Vatican rejects Irish criticism over sex abuse

Father Federico Lombardi addresses the media Saturday at the Holy See in Vatican City over claims that the Vatican sabotaged Irish bishops' efforts to report sex abuse by priests to police.
Pier Paolo Cito /ASSOCIATED PRESS

Father Federico Lombardi addresses the media Saturday at the Holy See in Vatican City over claims that the Vatican sabotaged Irish bishops' efforts to report sex abuse by priests to police.

THE NEW YORK TIMES


— In a rebuke to Ireland, the Vatican said Saturday that it had never discouraged Irish bishops from reporting sexual abuse to the police and dismissed claims that it had undermined efforts to investigate such abuse as "unfounded."

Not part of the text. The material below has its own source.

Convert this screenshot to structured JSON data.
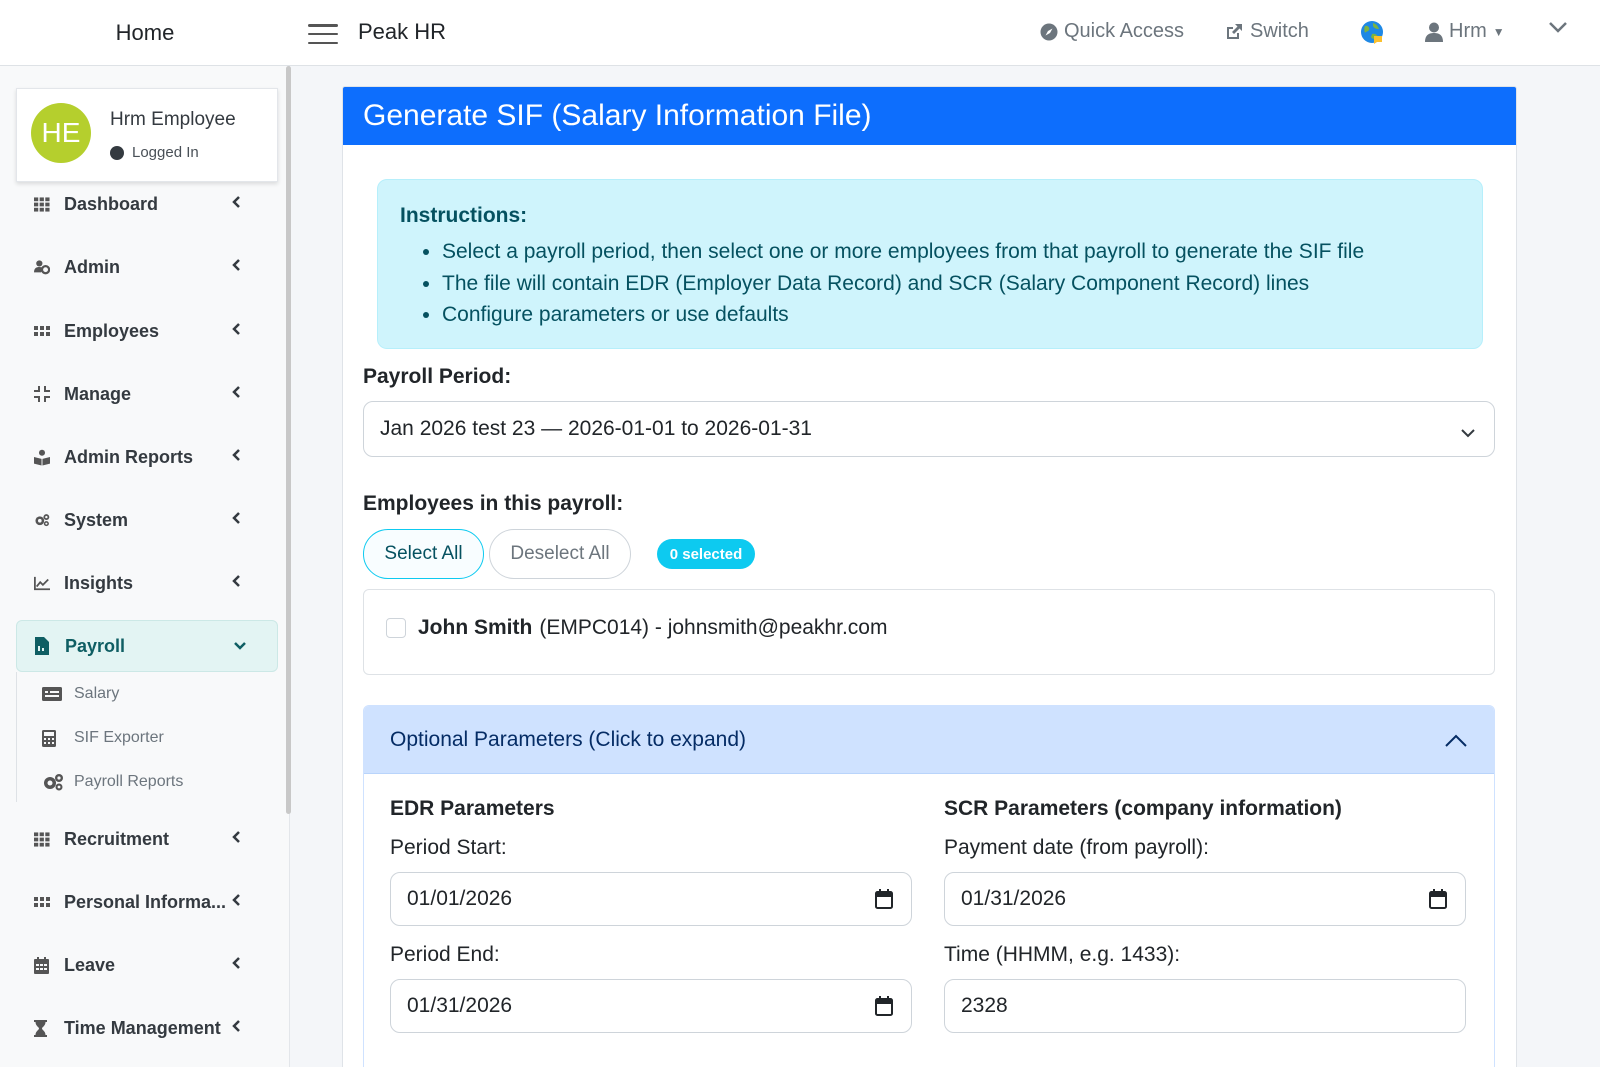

The Vatican's statement was the latest salvo in a diplomatic standoff with Ireland since the release in July of the latest in a series of scathing Irish government reports into sex abuse by priests and evidence of a widespread cover-up.

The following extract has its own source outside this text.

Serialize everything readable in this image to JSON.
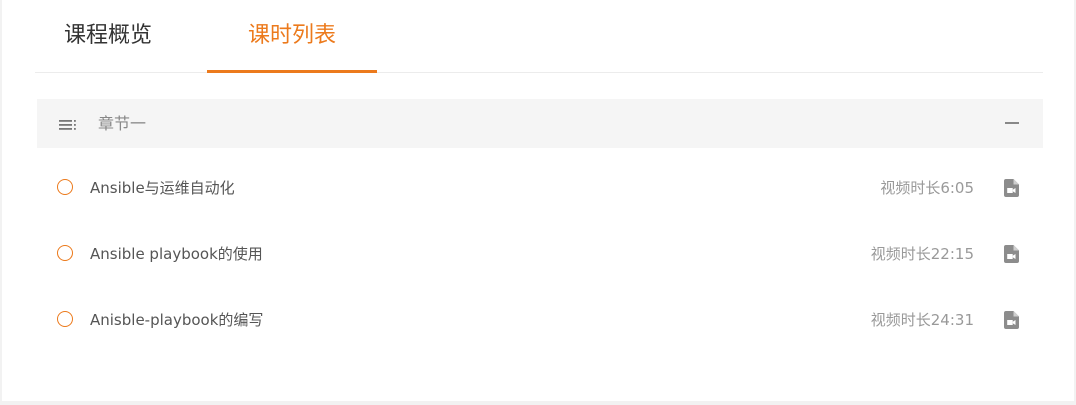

The report said the Vatican had encouraged bishops to ignore child-protection guidelines adopted by Irish bishops, including mandatory reporting of abuse to the civil authorities.

The July report found that clergy members in the rural diocese of Cloyne hadn't acted on complaints against 19 priests from 1996 to as recently as 2009, long after Irish bishops had issued guidelines in 1996 to protect children.

The Vatican also dismissed as "unfounded" a statement by the Irish parliament that Vatican intervention "contributed to the undermining of the child protection framework and guidelines of the Irish state and Irish bishops."

The Vatican said Saturday that claim was unsubstantiated and the result of a misinterpretation of a confidential 1997 letter to the bishops of Ireland by a former Vatican ambassador. The ambassador wrote that he had serious reservations about the child-protection policies adopted by the bishops under intense public pressure in 1996, saying that they violated the due process of canon law.

The report on the Cloyne case said that letter "effectively gave individual Irish bishops the freedom to ignore the procedures."

In its response Saturday, the Vatican noted that Irish bishops defined the policies as an advisory document and had never asked the Vatican to incorporate them into canon law.

It added that bishops had "never been impeded under canon law from reporting cases of abuse to the civil authorities."